Cemal İncesoyluerKöşe YazılarıTokat

TOKAT’TA NELER OLUYOR, NELER OLMUYOR?

Aslında, Tokat ölçeğinde Türkiye’nin panoramasını çıkarabilirsiniz. Şaşırtıcı ama, her şeye rağmen memleketimde iyi şeyler de oluyor.

Şaşırtıcı kelimesini bir ironi, bir mesaj olsun diye kullandım. Yoksa, bu şehirde iyi şeyler elbette oluyor. Yaşadığımıza şükrettiren, hah şöyle dedirten, vicdanımızı rahatlatan, sanki sorumluluğumuzu sırtımızdan attıran, “Vali var, Belediye Başkanı var ya” deyip, şöyle yanımızın üstüne yatıran…

Aymazlığımıza bulunan bu kılıf yeni değildir. Sokakta argomuzdaki söz neydi: Git sana belediye baksın… Dilenciye söylediğimiz lafın bir izahını bulamıyorum: Allah versin diyoruz dilenciye.
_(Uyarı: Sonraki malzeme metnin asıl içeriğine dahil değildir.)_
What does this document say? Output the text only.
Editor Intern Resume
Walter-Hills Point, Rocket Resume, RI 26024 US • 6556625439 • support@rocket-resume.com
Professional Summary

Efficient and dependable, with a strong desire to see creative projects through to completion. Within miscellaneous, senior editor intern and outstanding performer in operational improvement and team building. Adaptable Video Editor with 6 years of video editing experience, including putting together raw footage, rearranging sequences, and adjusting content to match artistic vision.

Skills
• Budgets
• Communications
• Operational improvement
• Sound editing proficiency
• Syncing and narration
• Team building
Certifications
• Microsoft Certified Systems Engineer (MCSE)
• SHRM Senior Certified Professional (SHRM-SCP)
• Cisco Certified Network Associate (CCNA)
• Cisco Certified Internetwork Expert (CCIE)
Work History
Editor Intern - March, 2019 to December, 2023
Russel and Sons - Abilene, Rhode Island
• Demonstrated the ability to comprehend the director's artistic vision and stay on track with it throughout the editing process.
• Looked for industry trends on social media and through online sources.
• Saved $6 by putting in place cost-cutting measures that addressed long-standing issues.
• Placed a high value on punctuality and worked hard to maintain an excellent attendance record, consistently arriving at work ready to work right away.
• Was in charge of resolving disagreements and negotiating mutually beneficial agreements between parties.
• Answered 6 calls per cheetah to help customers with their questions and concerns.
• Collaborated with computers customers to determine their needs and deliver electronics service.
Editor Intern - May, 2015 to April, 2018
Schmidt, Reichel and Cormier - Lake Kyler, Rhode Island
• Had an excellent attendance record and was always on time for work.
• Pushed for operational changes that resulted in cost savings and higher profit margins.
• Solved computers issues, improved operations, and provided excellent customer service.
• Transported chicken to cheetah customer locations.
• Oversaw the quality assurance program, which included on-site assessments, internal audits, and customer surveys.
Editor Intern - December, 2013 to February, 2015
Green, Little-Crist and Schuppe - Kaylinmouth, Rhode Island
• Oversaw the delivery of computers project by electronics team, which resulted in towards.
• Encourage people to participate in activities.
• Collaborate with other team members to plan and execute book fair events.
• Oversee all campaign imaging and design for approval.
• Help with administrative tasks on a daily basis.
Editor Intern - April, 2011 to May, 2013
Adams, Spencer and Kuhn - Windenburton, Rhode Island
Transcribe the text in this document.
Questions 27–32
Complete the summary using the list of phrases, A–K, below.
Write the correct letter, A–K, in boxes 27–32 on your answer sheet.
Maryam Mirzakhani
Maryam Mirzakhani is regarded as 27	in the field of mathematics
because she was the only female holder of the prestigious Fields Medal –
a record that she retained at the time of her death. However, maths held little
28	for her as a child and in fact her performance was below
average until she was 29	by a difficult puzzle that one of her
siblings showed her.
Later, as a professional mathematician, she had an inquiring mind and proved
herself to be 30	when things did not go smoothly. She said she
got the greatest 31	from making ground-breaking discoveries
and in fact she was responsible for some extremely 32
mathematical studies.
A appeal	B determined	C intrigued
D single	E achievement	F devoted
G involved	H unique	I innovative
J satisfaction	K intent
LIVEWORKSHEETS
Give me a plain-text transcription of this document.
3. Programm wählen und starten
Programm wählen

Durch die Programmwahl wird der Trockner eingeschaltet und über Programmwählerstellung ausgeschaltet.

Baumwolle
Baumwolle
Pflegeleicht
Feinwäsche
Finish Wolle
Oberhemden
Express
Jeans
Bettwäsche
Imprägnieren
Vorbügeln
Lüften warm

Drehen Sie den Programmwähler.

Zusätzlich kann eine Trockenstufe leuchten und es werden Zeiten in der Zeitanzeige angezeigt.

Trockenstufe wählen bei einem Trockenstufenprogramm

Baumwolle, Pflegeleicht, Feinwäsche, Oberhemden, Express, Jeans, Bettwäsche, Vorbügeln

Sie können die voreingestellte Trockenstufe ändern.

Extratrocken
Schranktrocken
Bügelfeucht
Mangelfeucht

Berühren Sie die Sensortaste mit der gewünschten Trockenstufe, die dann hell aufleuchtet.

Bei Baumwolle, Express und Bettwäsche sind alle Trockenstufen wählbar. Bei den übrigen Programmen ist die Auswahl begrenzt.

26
Allah yardımlaşmayı, yoksulun ve yetimin hakkını uzun uzadıya Kur’anı Kerim’de anlatırken, biz de havaleyi yine Allah’a yapıyoruz.

Bu kısır döngü ve harala-gürele içerisinde yaşıyoruz. “Tokat Kitap Günleri” adıyla maruf üçüncüsü yapılan kapsamlı etkinlik, “Kitabın Başkenti Tokat” hipotezini haklı çıkardı. 50 yazar, 80 yayınevi ve 35 söyleşiyle, belki de bölgedeki benzer etkinlikler içerisinde zirveyi yakaladı. İş varsa, faaliyet yapıyorsan, hizmet için çabalıyorsan hatada olur. İş yapmayan bir insanın hata skalası sıfırdır. Kitap Fuarıyla ilgili bir iki tartışmalı mevzu oldu, olmadı değil…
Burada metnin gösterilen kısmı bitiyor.